Etan Patz kidnap murder suspect pleads not guilty


The former SoHo bodega clerk who has confessed to killing Etan Patz pleaded not guilty in Manhattan today to murdering and kidnapping the iconic missing child.

Pedro Hernandez, 51, leaned forward and spoke the words "Not guilty" with clarity and enthusiasm before being led back to jail to await the disposition of the controversial case, which, as first reported in the Post, the defense lawyer confirmed today stands solely on a series of confessions by the defendant, who is mentally ill.

"That's my client's position," defense lawyer Harvey Fishbein said when asked if his client now believes his own confession to be a false one.
 
Hernandez -- whose lawyer has said is bipolar and suffers auditory and visual hallucinations -- was an 18-year-old clerk at the SoHo bodega that Patz was to walk past on his way to his bus stop on the1979 day that he disappeared.

He has been held since May, when relatives became alarmed that he was claiming that he had harmed a child in the past, and summoned Camden County cops to his home in Maple Shade, NJ.

Sources tell The Post that Hernandez made self-incriminating statements both at his home and immediately afterward, when he was taken to the Camden County prosecutors's office for further questioning by NYPD missing persons cops hand-picked by Commissioner Kelly.

He was not read his rights until hours later, just prior to his making the first of two videotaped confessions, according to two sources with knowledge of the case. The second videotaped confession was made in the DA's office.

In a motion filed today, asking that Manhattan Supreme Court Justice Maxwell Wiley release the grand jury minutes from Hernandez's indictment, the defense reveals details of that first statement from the Camden prosecutor's office for the first time.

"In that statement, which contains scant details, the defendant said that he was at work that morning," the defense motion said.

Hernandez continued to tell cops, "that he saw the boy at the bus stop, asked him if he would like a soda, led him to the basement of the bodega where he was employed, and for no apparent reason immediately choked the boy until the boy went limp.

"The defendant said he then placed the boy in a plastic bag, placed the bag in a cardboard box, and tossed the boy's book bag behind a freezer in the basement," the defense motion said.

"He then carried the box to the entranceway of a basement approximately one-and-a-half blocks away, where he placed the box on the ground just inside the open entranceway. According to the video-recorded statement by Mr. Hernandez, when he left the box, Etan Patz was alive."

In his second videotaped statement, Hernandez added that "Etan Patz might have died because of his actions," the defense motion states.

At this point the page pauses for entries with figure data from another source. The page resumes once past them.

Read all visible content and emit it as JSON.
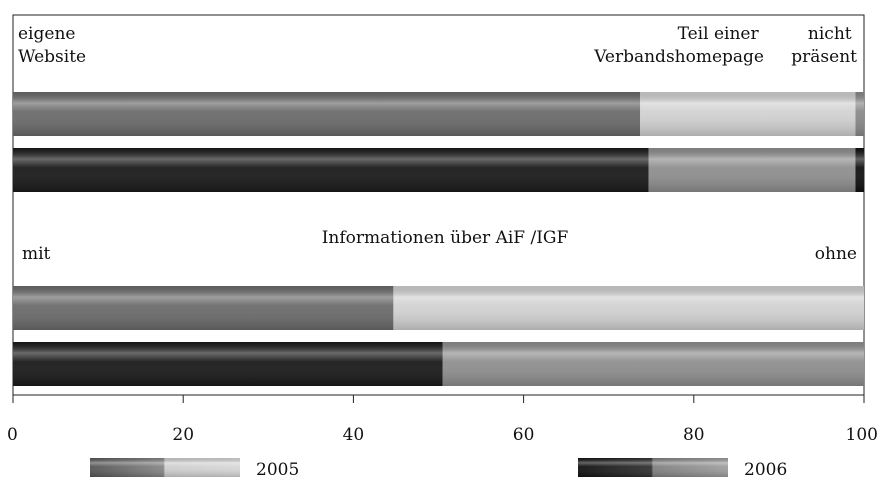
{
  "chart_data": {
    "type": "bar",
    "orientation": "horizontal",
    "stacked": true,
    "xlim": [
      0,
      100
    ],
    "x_ticks": [
      "0",
      "20",
      "40",
      "60",
      "80",
      "100"
    ],
    "legend": [
      {
        "name": "2005",
        "colors": [
          "#6b6b6b",
          "#d2d2d2"
        ]
      },
      {
        "name": "2006",
        "colors": [
          "#1a1a1a",
          "#8f8f8f"
        ]
      }
    ],
    "panels": [
      {
        "heading": "",
        "segment_labels": [
          "eigene\nWebsite",
          "Teil einer\nVerbandshomepage",
          "nicht\npräsent"
        ],
        "bars": [
          {
            "series": "2005",
            "values": [
              73.7,
              25.3,
              1.0
            ]
          },
          {
            "series": "2006",
            "values": [
              74.7,
              24.3,
              1.0
            ]
          }
        ]
      },
      {
        "heading": "Informationen über AiF /IGF",
        "segment_labels": [
          "mit",
          "ohne"
        ],
        "bars": [
          {
            "series": "2005",
            "values": [
              44.7,
              55.3
            ]
          },
          {
            "series": "2006",
            "values": [
              50.5,
              49.5
            ]
          }
        ]
      }
    ]
  },
  "colors": {
    "y2005": [
      "#6b6b6b",
      "#d2d2d2",
      "#8a8a8a"
    ],
    "y2006": [
      "#1a1a1a",
      "#8f8f8f",
      "#111111"
    ]
  }
}
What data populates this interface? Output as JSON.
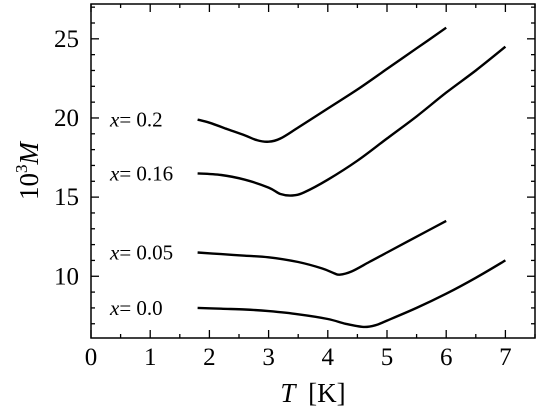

Speaking to reporters after today's not guilty plea, Hernandez's lawyer said he will pursue a multi-pronged challenge to the prosecution, starting with questioning whether grand jurors had legally sufficient evidence to indict given that there is no forensic evidence establishing Patz has even been murdered.

"We have seen no evidence of death," Fishbein said. "There is no crime scene here."

The second prong, he said, will be to challenge Hernandez's confession as false and the product of improper questioning.

It was some seven to eight hours after he was taken into custody that Hernandez, who has an IQ of approximately 70, made his first video-recorded statement to cops.

Hernandez returns to court on Jan. 30 before Manhattan Supreme Court Justice Maxwell Wiley.